Subject matter-wise, “Pretty Girls” is the heaviest song on this album. Simply put, it’s about girls at an abortion clinic. But like “Deep Red Bells” it’s incredibly sympathetic – so it goes without saying that it’s also pro-choice. My favorite lines, maybe because they ring so true, are “Wind your flimsy blue gowns tight around you/Around curves so comely and sinister/They blame it on you, pretty girls.”
“I Missed the Point” doesn’t impress me much. Neko’s voice sounds great at least. I much prefer the track that follows. That would be the title track “Blacklisted”! It’s some more of that country-noir. It makes me think of a ghost train in the middle of the night. Neko’s voice is so powerful here as she considers it.
And then we have “I Wish I Was the Moon.” Ohhh, my heart. I think I mentioned before that I never really cared for this song until I heard it in concert. I don’t know how or why that changed things, but now it’s one of my favorites. I love how quiet it starts and how it flares up slowly and then drops out again suddenly so that we can appreciate the last few notes of the song. It’s so emotionally heavy, I can’t help but feel my heart sink.
Next up we have another cover, “Runnin’ Out of Fools” as previously sung by Aretha Franklin, though I don’t remember hearing my parents play this one growing up. Anyway, Neko sings it great! She really knows how to belt out a note without having it overwhelm the song.
“Ghost Writing” – more country noir! You know, this one reminds me a lot of Sheryl Crow’s “The Book,” a seriously underrated song off her album of the same name. It’s not just the writing themes in the songs’ titles. They’re both very dark and spooky and bitter-sounding tracks. And just overall they sound very similar. Anyway, it’s a fantastic track and it stays with you after it ends. (Well, both of them do!)

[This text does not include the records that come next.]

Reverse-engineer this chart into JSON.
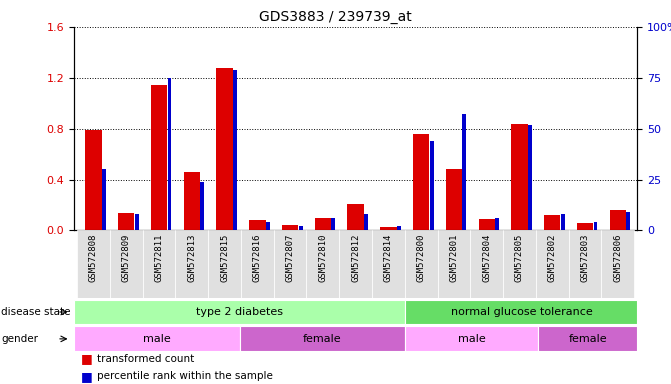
{
  "title": "GDS3883 / 239739_at",
  "samples": [
    "GSM572808",
    "GSM572809",
    "GSM572811",
    "GSM572813",
    "GSM572815",
    "GSM572816",
    "GSM572807",
    "GSM572810",
    "GSM572812",
    "GSM572814",
    "GSM572800",
    "GSM572801",
    "GSM572804",
    "GSM572805",
    "GSM572802",
    "GSM572803",
    "GSM572806"
  ],
  "transformed_count": [
    0.79,
    0.14,
    1.14,
    0.46,
    1.28,
    0.08,
    0.04,
    0.1,
    0.21,
    0.03,
    0.76,
    0.48,
    0.09,
    0.84,
    0.12,
    0.06,
    0.16
  ],
  "percentile_rank": [
    30,
    8,
    75,
    24,
    79,
    4,
    2,
    6,
    8,
    2,
    44,
    57,
    6,
    52,
    8,
    4,
    9
  ],
  "percentile_scale": 1.6,
  "ylim_left": [
    0,
    1.6
  ],
  "ylim_right": [
    0,
    100
  ],
  "yticks_left": [
    0,
    0.4,
    0.8,
    1.2,
    1.6
  ],
  "yticks_right": [
    0,
    25,
    50,
    75,
    100
  ],
  "bar_color_red": "#dd0000",
  "bar_color_blue": "#0000cc",
  "disease_state_groups": [
    {
      "label": "type 2 diabetes",
      "start": 0,
      "end": 9,
      "color": "#aaffaa"
    },
    {
      "label": "normal glucose tolerance",
      "start": 10,
      "end": 16,
      "color": "#66dd66"
    }
  ],
  "gender_groups": [
    {
      "label": "male",
      "start": 0,
      "end": 4,
      "color": "#ffaaff"
    },
    {
      "label": "female",
      "start": 5,
      "end": 9,
      "color": "#cc66cc"
    },
    {
      "label": "male",
      "start": 10,
      "end": 13,
      "color": "#ffaaff"
    },
    {
      "label": "female",
      "start": 14,
      "end": 16,
      "color": "#cc66cc"
    }
  ],
  "legend_items": [
    {
      "label": "transformed count",
      "color": "#dd0000"
    },
    {
      "label": "percentile rank within the sample",
      "color": "#0000cc"
    }
  ]
}
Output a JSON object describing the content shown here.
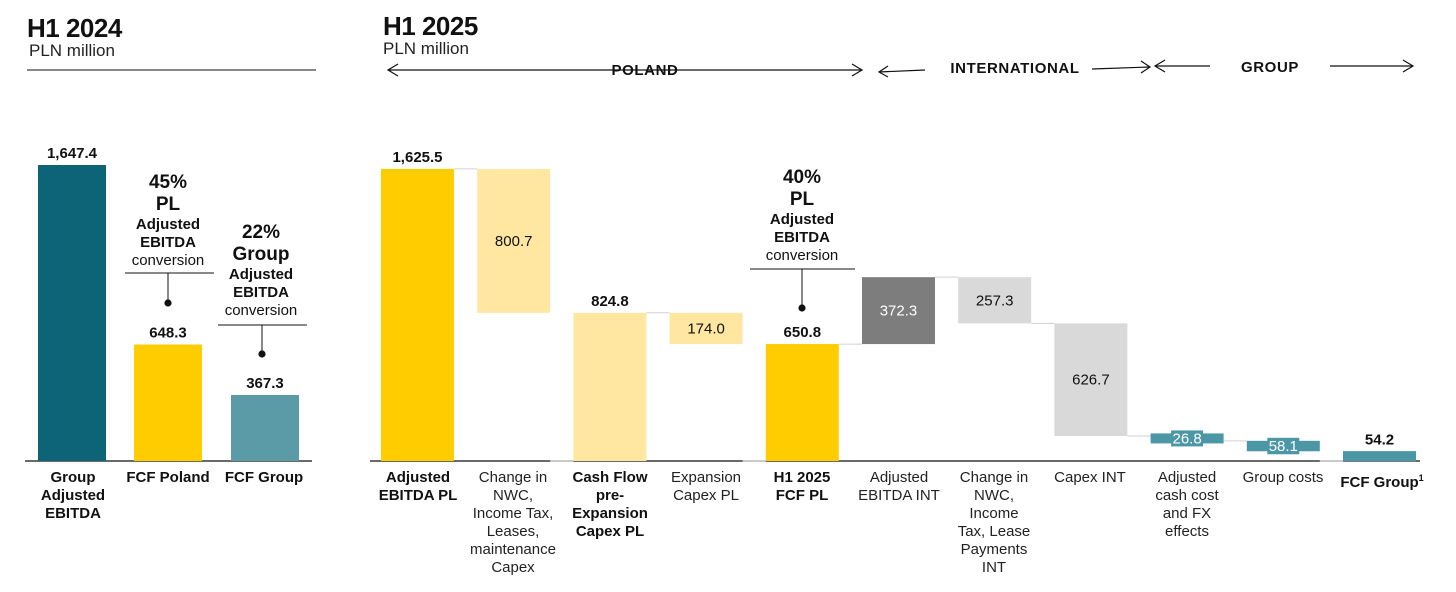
{
  "colors": {
    "teal_dark": "#0D6476",
    "teal_mid": "#5B9BA7",
    "teal_small": "#4C97A6",
    "yellow": "#FFCC00",
    "yellow_light": "#FFE7A2",
    "grey_dark": "#7D7D7D",
    "grey_light": "#D9D9D9"
  },
  "h1_2024": {
    "title": "H1 2024",
    "unit": "PLN million"
  },
  "h1_2025": {
    "title": "H1 2025",
    "unit": "PLN million"
  },
  "segments": {
    "poland": "POLAND",
    "international": "INTERNATIONAL",
    "group": "GROUP"
  },
  "annotations": {
    "pl_2024": {
      "pct": "45%",
      "line2": "PL",
      "line3": "Adjusted",
      "line4": "EBITDA",
      "line5": "conversion"
    },
    "group_2024": {
      "pct": "22%",
      "line2": "Group",
      "line3": "Adjusted",
      "line4": "EBITDA",
      "line5": "conversion"
    },
    "pl_2025": {
      "pct": "40%",
      "line2": "PL",
      "line3": "Adjusted",
      "line4": "EBITDA",
      "line5": "conversion"
    }
  },
  "categories_text": {
    "c2024_0": [
      "Group",
      "Adjusted",
      "EBITDA"
    ],
    "c2024_1": [
      "FCF Poland"
    ],
    "c2024_2": [
      "FCF Group"
    ],
    "c2025_0": [
      "Adjusted",
      "EBITDA PL"
    ],
    "c2025_1": [
      "Change in",
      "NWC,",
      "Income Tax,",
      "Leases,",
      "maintenance",
      "Capex"
    ],
    "c2025_2": [
      "Cash Flow",
      "pre-",
      "Expansion",
      "Capex PL"
    ],
    "c2025_3": [
      "Expansion",
      "Capex PL"
    ],
    "c2025_4": [
      "H1 2025",
      "FCF PL"
    ],
    "c2025_5": [
      "Adjusted",
      "EBITDA INT"
    ],
    "c2025_6": [
      "Change in",
      "NWC,",
      "Income",
      "Tax, Lease",
      "Payments",
      "INT"
    ],
    "c2025_7": [
      "Capex INT"
    ],
    "c2025_8": [
      "Adjusted",
      "cash cost",
      "and FX",
      "effects"
    ],
    "c2025_9": [
      "Group costs"
    ],
    "c2025_10": [
      "FCF Group",
      "1"
    ]
  },
  "chart_data": [
    {
      "type": "bar",
      "title": "H1 2024",
      "ylabel": "PLN million",
      "categories": [
        "Group Adjusted EBITDA",
        "FCF Poland",
        "FCF Group"
      ],
      "values": [
        1647.4,
        648.3,
        367.3
      ],
      "labels": [
        "1,647.4",
        "648.3",
        "367.3"
      ],
      "colors": [
        "teal_dark",
        "yellow",
        "teal_mid"
      ],
      "ylim": [
        0,
        1800
      ]
    },
    {
      "type": "bar",
      "subtype": "waterfall",
      "title": "H1 2025",
      "ylabel": "PLN million",
      "categories": [
        "Adjusted EBITDA PL",
        "Change in NWC, Income Tax, Leases, maintenance Capex",
        "Cash Flow pre-Expansion Capex PL",
        "Expansion Capex PL",
        "H1 2025 FCF PL",
        "Adjusted EBITDA INT",
        "Change in NWC, Income Tax, Lease Payments INT",
        "Capex INT",
        "Adjusted cash cost and FX effects",
        "Group costs",
        "FCF Group"
      ],
      "steps": [
        {
          "kind": "total",
          "value": 1625.5,
          "label": "1,625.5",
          "color": "yellow",
          "bold": true
        },
        {
          "kind": "delta",
          "value": -800.7,
          "label": "800.7",
          "color": "yellow_light"
        },
        {
          "kind": "total",
          "value": 824.8,
          "label": "824.8",
          "color": "yellow_light",
          "bold": true
        },
        {
          "kind": "delta",
          "value": -174.0,
          "label": "174.0",
          "color": "yellow_light"
        },
        {
          "kind": "total",
          "value": 650.8,
          "label": "650.8",
          "color": "yellow",
          "bold": true
        },
        {
          "kind": "delta",
          "value": 372.3,
          "label": "372.3",
          "color": "grey_dark"
        },
        {
          "kind": "delta",
          "value": -257.3,
          "label": "257.3",
          "color": "grey_light"
        },
        {
          "kind": "delta",
          "value": -626.7,
          "label": "626.7",
          "color": "grey_light"
        },
        {
          "kind": "delta",
          "value": -26.8,
          "label": "26.8",
          "color": "teal_small"
        },
        {
          "kind": "delta",
          "value": -58.1,
          "label": "58.1",
          "color": "teal_small"
        },
        {
          "kind": "total",
          "value": 54.2,
          "label": "54.2",
          "color": "teal_small",
          "bold": true
        }
      ],
      "segments": [
        "POLAND",
        "INTERNATIONAL",
        "GROUP"
      ],
      "ylim": [
        0,
        1800
      ]
    }
  ]
}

Finally, we end with “Outro With Bees (Reprise)” which is the perfect track to come after “Ghost Writing” since it starts out with some unnerving radio static going in and out with various bits of tense dialogue and music. This goes on for almost half a minute, and then we get the reprise of that sad little song before it fades back out into white radio noise and fragments of music and commercials. Great, great, great final track.
Of her solo albums, Blacklisted is the most country of them all. If you want to cut your teeth on this genre but you’re unsure (next to rap, country tends to be the genre most people say they don’t like), then ease into it with some Neko Case and Blacklisted! It goes down easy and is a real treat for the ears. And to bring it back to Sheryl Crow, if you enjoy her early music, then I’m positive you’ll like Neko Case. So give it a go!